«La gente se agolpaba en el lugar del encuentro: una encrucijada de la calle de San Antonio, frente a los azulejos que marcaban con extrañas figuras las estaciones del Calvario. Allí se aglomeraban, empujándose por colocarse en primera fila, las inquietas pescaderas, rudas, agresivas, envueltas en sus mantones de cuadros y con el pañuelo sobre los ojos.
Avanzaban en opuesta dirección las dos procesiones, moderando su paso, deteniéndose, calculando la distancia para llegar á la vez al lugar del encuentro.
Y las pescaderas seguían gimoteando ante la madre dolorosa, lo que no les impedía fijarse en si llevaba algún adorno más que el año anterior».

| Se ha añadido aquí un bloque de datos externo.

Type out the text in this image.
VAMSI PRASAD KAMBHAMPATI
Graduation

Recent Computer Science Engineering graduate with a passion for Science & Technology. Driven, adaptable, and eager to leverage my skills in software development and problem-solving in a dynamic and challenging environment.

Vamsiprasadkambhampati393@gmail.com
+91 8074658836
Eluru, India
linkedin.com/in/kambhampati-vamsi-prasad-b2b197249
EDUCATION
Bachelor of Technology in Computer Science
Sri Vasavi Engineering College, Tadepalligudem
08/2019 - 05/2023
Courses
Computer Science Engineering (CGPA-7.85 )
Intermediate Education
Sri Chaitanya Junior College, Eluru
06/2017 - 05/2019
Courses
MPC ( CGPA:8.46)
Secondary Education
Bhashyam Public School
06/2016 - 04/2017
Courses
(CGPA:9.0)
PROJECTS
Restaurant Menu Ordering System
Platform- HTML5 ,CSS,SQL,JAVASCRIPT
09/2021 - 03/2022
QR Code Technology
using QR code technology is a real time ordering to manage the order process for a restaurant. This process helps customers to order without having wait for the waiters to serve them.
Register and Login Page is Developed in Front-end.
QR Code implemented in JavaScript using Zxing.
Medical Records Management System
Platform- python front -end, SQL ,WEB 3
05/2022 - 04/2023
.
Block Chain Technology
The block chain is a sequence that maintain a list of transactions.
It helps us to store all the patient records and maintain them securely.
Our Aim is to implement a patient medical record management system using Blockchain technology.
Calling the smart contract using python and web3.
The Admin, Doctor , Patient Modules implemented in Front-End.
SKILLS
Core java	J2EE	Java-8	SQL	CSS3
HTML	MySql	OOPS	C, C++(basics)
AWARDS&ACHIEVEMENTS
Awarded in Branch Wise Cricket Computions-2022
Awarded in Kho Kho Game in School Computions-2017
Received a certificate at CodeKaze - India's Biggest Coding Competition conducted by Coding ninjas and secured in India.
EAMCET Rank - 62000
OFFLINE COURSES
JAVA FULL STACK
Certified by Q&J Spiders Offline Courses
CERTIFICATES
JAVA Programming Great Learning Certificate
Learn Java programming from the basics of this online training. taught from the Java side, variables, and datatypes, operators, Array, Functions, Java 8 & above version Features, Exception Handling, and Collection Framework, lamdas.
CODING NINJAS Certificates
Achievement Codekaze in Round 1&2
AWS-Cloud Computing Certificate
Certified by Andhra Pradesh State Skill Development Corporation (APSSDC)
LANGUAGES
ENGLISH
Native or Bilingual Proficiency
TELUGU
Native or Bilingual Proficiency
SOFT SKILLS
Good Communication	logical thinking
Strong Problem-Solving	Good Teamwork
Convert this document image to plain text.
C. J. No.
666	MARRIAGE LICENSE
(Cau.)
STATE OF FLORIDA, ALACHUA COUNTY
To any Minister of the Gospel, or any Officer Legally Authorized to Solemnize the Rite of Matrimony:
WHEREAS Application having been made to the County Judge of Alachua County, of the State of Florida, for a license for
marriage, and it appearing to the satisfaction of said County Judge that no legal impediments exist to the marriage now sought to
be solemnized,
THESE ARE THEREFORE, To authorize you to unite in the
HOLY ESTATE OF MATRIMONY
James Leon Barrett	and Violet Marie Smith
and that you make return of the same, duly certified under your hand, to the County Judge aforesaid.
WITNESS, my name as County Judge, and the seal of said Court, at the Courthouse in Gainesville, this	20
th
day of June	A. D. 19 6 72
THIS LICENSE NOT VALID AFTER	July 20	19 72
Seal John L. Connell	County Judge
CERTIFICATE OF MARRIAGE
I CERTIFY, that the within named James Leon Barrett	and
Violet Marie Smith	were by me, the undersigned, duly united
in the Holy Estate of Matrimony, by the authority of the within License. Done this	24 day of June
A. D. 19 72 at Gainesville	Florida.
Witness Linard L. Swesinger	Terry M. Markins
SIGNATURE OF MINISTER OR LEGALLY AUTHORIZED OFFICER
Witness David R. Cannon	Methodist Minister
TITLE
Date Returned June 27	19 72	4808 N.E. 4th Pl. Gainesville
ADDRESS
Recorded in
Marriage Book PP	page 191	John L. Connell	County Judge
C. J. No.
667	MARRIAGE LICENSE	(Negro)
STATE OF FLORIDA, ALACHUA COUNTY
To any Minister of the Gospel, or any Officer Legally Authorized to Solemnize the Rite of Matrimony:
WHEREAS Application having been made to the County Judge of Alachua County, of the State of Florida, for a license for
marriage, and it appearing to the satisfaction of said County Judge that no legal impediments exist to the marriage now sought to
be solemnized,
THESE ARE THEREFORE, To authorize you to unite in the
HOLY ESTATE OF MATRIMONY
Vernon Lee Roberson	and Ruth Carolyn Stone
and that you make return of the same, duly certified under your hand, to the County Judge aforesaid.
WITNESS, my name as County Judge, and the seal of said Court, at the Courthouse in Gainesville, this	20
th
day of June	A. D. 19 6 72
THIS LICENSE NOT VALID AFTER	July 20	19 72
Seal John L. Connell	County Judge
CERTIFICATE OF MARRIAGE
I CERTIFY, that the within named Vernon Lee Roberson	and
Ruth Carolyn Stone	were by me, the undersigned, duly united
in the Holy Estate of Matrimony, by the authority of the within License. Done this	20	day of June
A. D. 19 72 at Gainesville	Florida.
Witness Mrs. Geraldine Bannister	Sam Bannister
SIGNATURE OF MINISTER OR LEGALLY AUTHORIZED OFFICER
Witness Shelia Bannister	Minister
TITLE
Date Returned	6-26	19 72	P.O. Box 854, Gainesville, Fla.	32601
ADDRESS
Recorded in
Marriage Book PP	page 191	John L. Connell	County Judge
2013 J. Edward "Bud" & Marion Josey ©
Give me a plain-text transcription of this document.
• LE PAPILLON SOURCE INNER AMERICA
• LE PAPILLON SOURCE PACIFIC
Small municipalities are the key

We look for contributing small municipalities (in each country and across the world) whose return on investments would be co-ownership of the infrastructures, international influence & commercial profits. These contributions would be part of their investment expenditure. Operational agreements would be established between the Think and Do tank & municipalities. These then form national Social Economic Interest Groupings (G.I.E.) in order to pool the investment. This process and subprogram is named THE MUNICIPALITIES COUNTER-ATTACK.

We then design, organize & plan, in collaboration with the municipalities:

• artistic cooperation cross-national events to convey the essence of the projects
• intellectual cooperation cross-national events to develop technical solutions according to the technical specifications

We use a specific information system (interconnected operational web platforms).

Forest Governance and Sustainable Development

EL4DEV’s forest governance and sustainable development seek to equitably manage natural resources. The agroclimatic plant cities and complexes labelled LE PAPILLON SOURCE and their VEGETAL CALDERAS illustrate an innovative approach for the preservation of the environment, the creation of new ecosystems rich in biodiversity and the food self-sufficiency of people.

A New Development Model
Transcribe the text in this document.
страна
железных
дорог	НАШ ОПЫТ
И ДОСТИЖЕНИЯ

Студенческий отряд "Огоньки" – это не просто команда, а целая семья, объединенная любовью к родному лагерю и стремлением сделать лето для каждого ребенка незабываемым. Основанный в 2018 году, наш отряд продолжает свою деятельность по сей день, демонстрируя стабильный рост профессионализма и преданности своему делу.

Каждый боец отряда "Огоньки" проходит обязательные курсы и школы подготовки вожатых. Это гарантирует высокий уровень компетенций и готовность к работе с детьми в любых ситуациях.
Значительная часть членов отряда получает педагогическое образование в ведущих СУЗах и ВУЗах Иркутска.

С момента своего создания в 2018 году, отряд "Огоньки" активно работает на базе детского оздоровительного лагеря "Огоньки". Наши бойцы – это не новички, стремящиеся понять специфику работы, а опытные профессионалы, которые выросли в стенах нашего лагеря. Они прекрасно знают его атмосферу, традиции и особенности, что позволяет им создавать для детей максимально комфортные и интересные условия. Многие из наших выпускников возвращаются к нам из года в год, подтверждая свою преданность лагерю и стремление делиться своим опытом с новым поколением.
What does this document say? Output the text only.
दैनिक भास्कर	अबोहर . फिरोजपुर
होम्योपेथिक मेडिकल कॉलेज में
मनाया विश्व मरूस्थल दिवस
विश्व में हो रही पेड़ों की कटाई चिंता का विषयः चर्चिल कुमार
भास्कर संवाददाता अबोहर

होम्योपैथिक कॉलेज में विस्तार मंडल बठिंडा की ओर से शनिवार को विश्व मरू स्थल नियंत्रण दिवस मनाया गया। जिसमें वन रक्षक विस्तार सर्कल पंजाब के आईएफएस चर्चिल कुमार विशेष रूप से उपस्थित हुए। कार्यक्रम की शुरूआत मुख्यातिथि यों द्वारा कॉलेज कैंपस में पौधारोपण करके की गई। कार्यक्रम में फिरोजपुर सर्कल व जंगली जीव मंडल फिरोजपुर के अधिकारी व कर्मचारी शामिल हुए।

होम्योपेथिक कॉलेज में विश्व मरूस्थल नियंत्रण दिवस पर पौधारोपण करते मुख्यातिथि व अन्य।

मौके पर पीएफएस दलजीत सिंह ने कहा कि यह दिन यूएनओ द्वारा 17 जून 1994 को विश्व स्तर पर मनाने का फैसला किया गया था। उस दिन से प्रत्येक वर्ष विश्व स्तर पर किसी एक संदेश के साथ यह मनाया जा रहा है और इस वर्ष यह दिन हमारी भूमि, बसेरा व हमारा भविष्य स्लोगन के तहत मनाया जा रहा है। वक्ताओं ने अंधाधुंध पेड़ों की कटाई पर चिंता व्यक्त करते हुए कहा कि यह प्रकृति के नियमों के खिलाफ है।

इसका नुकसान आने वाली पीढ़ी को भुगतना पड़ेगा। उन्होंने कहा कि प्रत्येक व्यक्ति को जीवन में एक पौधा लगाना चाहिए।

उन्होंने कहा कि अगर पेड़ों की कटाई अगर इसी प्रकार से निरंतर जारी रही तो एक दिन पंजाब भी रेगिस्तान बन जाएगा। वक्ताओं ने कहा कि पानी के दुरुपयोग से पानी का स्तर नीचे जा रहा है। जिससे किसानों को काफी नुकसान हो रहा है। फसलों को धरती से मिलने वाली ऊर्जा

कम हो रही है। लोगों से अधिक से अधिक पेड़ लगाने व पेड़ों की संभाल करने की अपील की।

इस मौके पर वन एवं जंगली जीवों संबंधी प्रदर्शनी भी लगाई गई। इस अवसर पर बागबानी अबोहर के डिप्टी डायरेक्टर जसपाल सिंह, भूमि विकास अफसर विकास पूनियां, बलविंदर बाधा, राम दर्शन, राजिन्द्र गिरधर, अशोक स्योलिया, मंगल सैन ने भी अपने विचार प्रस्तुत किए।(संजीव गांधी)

La morada túnica de Jesús centelleaba con los primeros rayos de sol por encima del bosque de plumajes, cascos y espadones en alto, que la luz erizaba de deslumbrantes reflejos, y por el otro lado avanzaba la Virgen, contoneándose al compás del paso de sus portadores, vestida de negro terciopelo y cubierta con una gasa fúnebre, al través de la cual brillaban sobre el rostro de cera las lágrimas, para las cuales llevaba sin duda en las inmóviles manos un pañuelo rizado y encañonado.
Ella era la que atraía la atención de las mujeres. Muchas lloraban. ¡Ay, reina y soberana! Aquel encuentro partía el alma. ¡Ver una madre a su hijo en tal estado! Era lo mismo (aunque la comparación fuese mala) que si ellas encontraran a sus chicos, tan buenos y honradotes, camino del presidio.